Interpretive Summary: The author presents a comprehensive view of the state of understanding of the mechanism of desiccation-tolerance employed by the poikilohydric species, Tortula ruralis. The manuscript contains a full treatise of earlier work and presents new data not previously presented. The work describes how this important species has evolved a mechanism to survive complete desiccation of its cells by activating the synthesis of certain proteins, rehydrins, upon rehydration of dried cells that speed the repair of the damage caused by this stress. The author presents new work that describes how this plant, and perhaps other species, prepare for rehydration by storage of important components during the drying phase. These components are rapidly released when water re-enters the dried cells. This is a comprehensive and peer reviewed article.

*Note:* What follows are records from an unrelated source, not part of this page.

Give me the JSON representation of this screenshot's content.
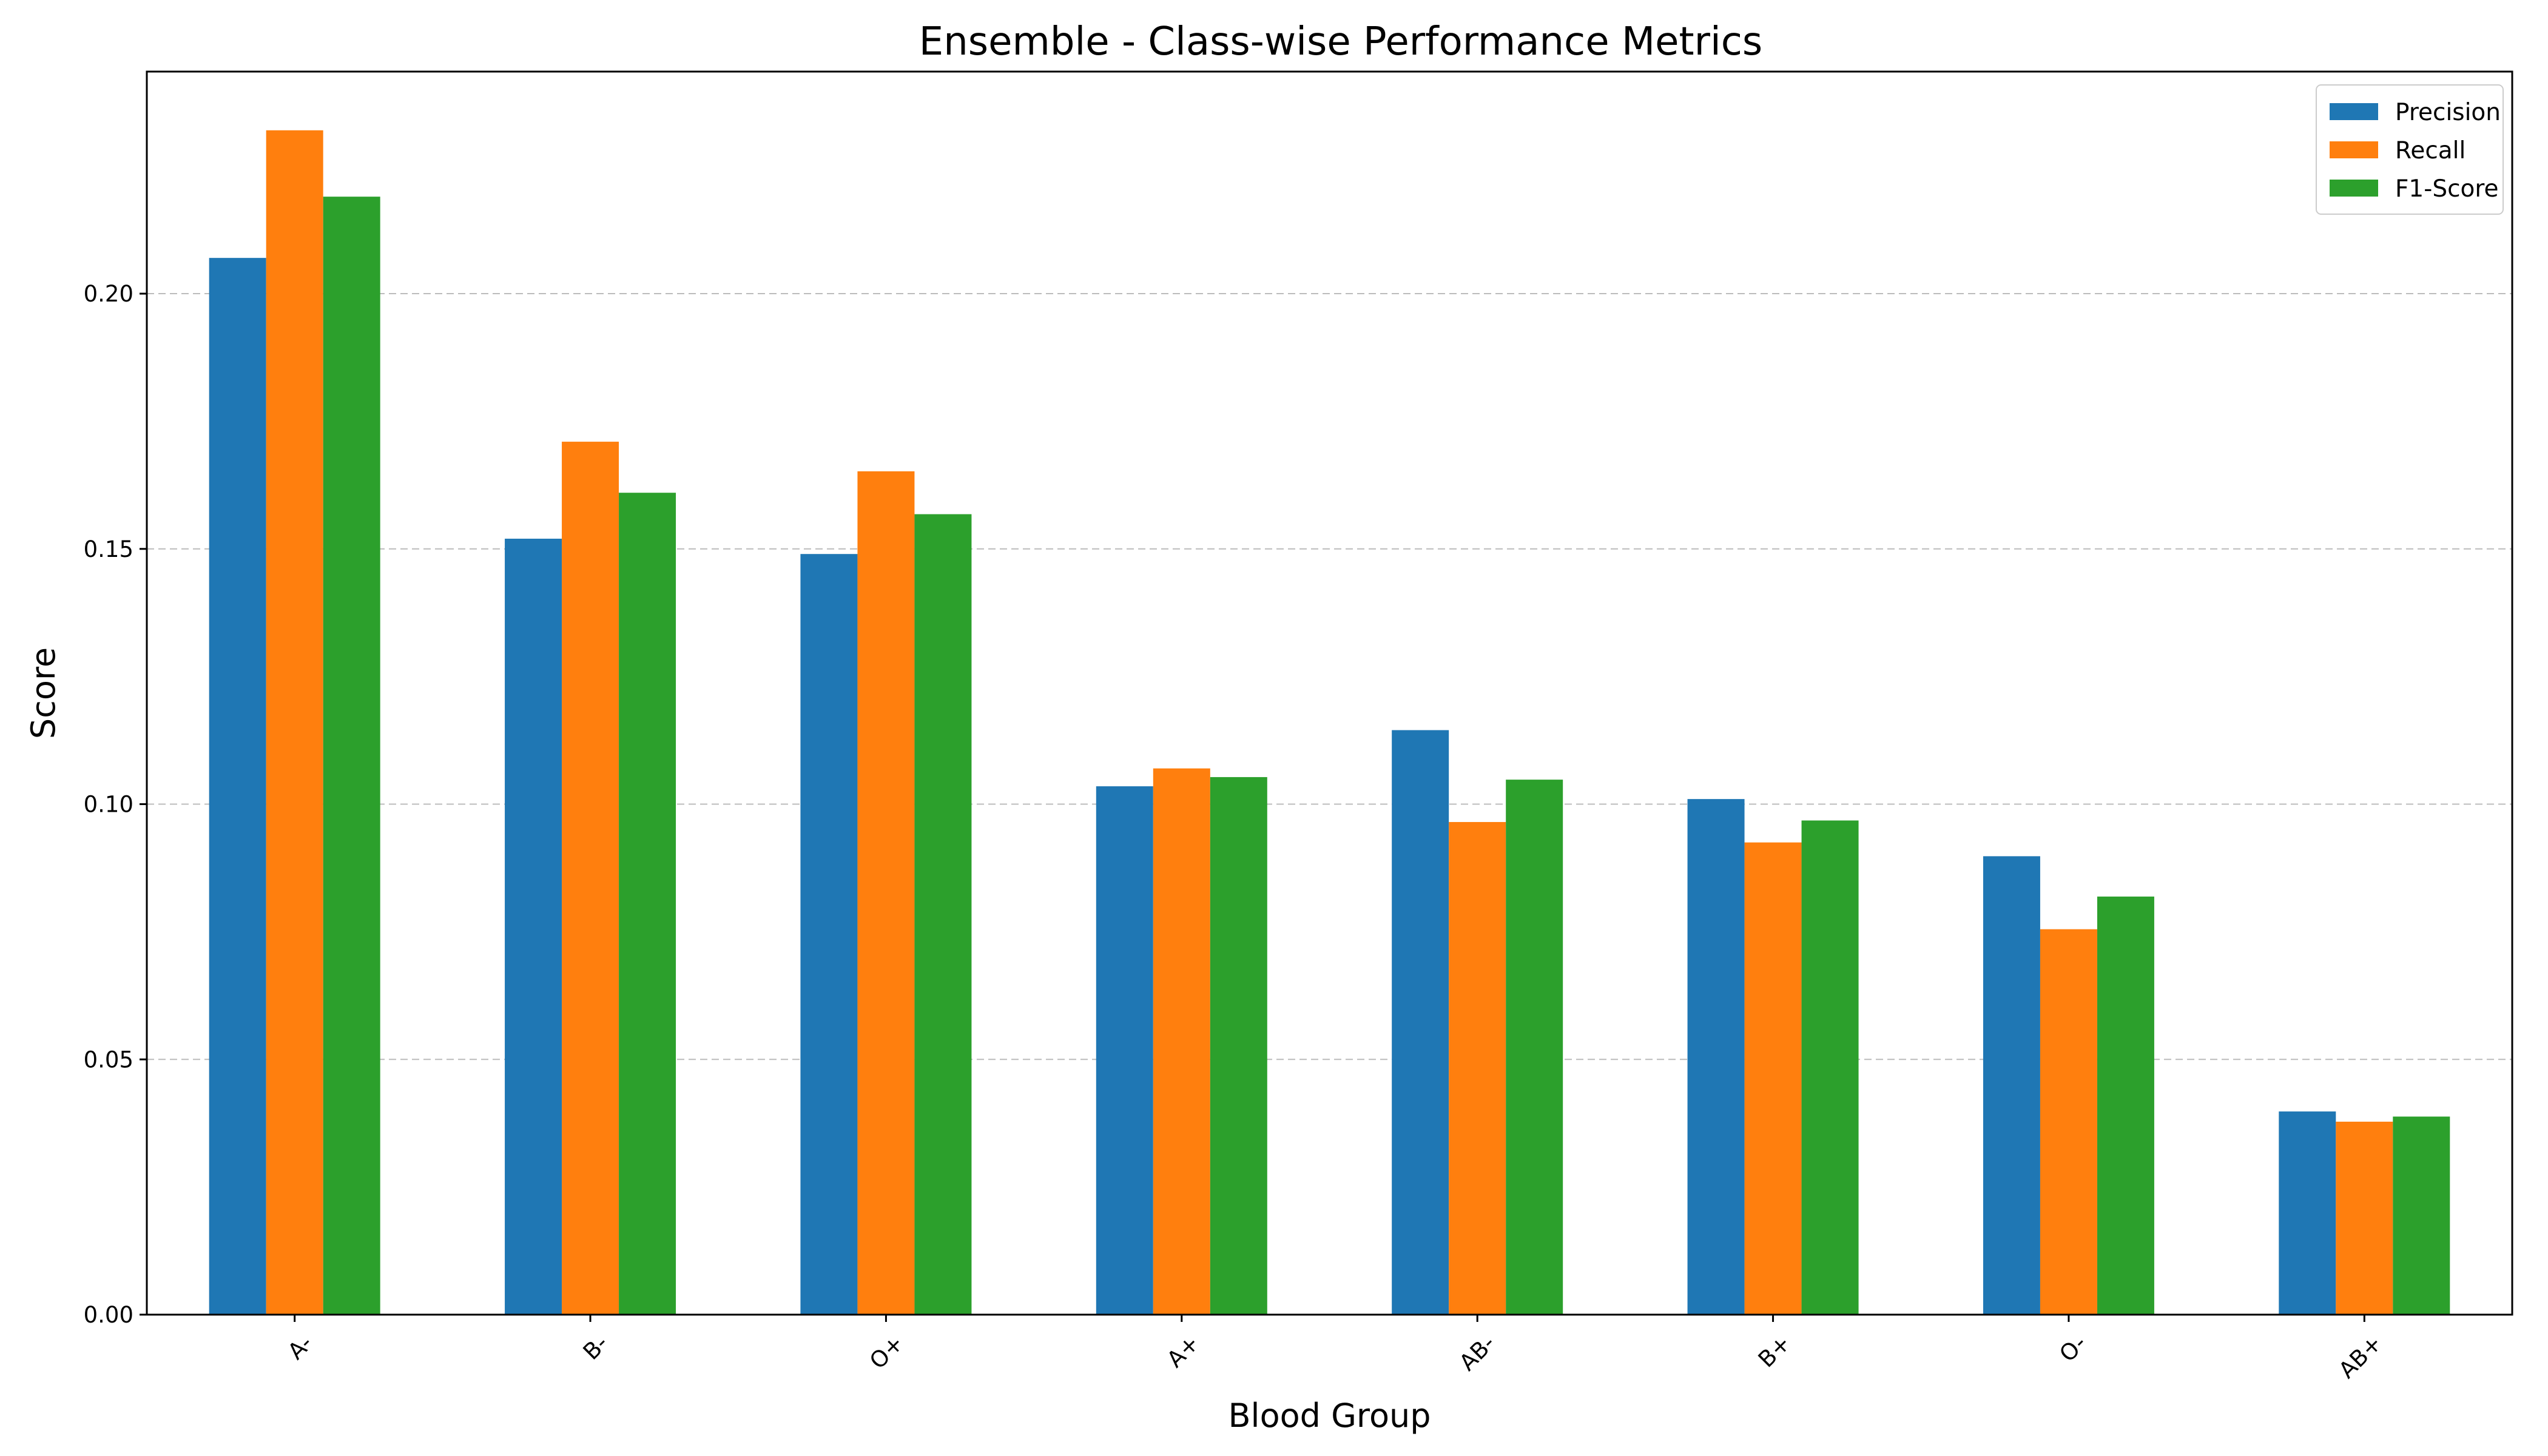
{
  "chart_data": {
    "type": "bar",
    "title": "Ensemble - Class-wise Performance Metrics",
    "xlabel": "Blood Group",
    "ylabel": "Score",
    "categories": [
      "A-",
      "B-",
      "O+",
      "A+",
      "AB-",
      "B+",
      "O-",
      "AB+"
    ],
    "series": [
      {
        "name": "Precision",
        "color": "#1f77b4",
        "values": [
          0.207,
          0.152,
          0.149,
          0.1035,
          0.1145,
          0.101,
          0.0898,
          0.0398
        ]
      },
      {
        "name": "Recall",
        "color": "#ff7f0e",
        "values": [
          0.232,
          0.171,
          0.1652,
          0.107,
          0.0965,
          0.0925,
          0.0755,
          0.0378
        ]
      },
      {
        "name": "F1-Score",
        "color": "#2ca02c",
        "values": [
          0.219,
          0.161,
          0.1568,
          0.1053,
          0.1048,
          0.0968,
          0.0819,
          0.0388
        ]
      }
    ],
    "ylim": [
      0,
      0.2435
    ],
    "yticks": [
      0.0,
      0.05,
      0.1,
      0.15,
      0.2
    ],
    "ytick_labels": [
      "0.00",
      "0.05",
      "0.10",
      "0.15",
      "0.20"
    ],
    "grid": "y-dashed",
    "legend_position": "top-right",
    "xtick_rotation": 45
  }
}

Technical Abstract: Plants that can withstand the desiccation of their vegetative tissues represent all but one class (the gymnosperms) within the kingdom Plantae. Desiccation-tolerant plants can be grouped into two categories; 1. poikilohydric: plants whose internal water content rapidly equilibrates to the water potential of the environment and 2. Modified-poikilohydric: plants that all employ mechanisms to retard and control the rate of water loss. Desiccation-tolerance can be achieved by mechanisms that incorporate one of two alternatives, viz. cellular protection or cellular recovery (repair). Poikilohydric species, in particular the moss Tortula ruralis, appear to utilize a tolerance strategy that combines a constitutive protection system and a rehydration inducible recovery mechanism. The moss is capable of storing mRNAs during slow drying that are rapidly utilized upon rehydration presumably to speed recovery. Rapid dried moss has to rely yon rapid synthesis of the same mRNAs upon rehydration. Several "rehydrins" proteins whose synthesis is specific to the rehydration phase have been identified. Northern analysis of rehydrin cDNAs reconfirm the importance of translational controls in producing rehydrin proteins and an additional role of transcription and/or mRNA stability in the response of Tortula to desiccation. These studies indicate that there is more to desiccation- tolerance mechanisms that simple protection of the cells from drying, but rather rehydration induced events are important in the overall manifestation of this trait.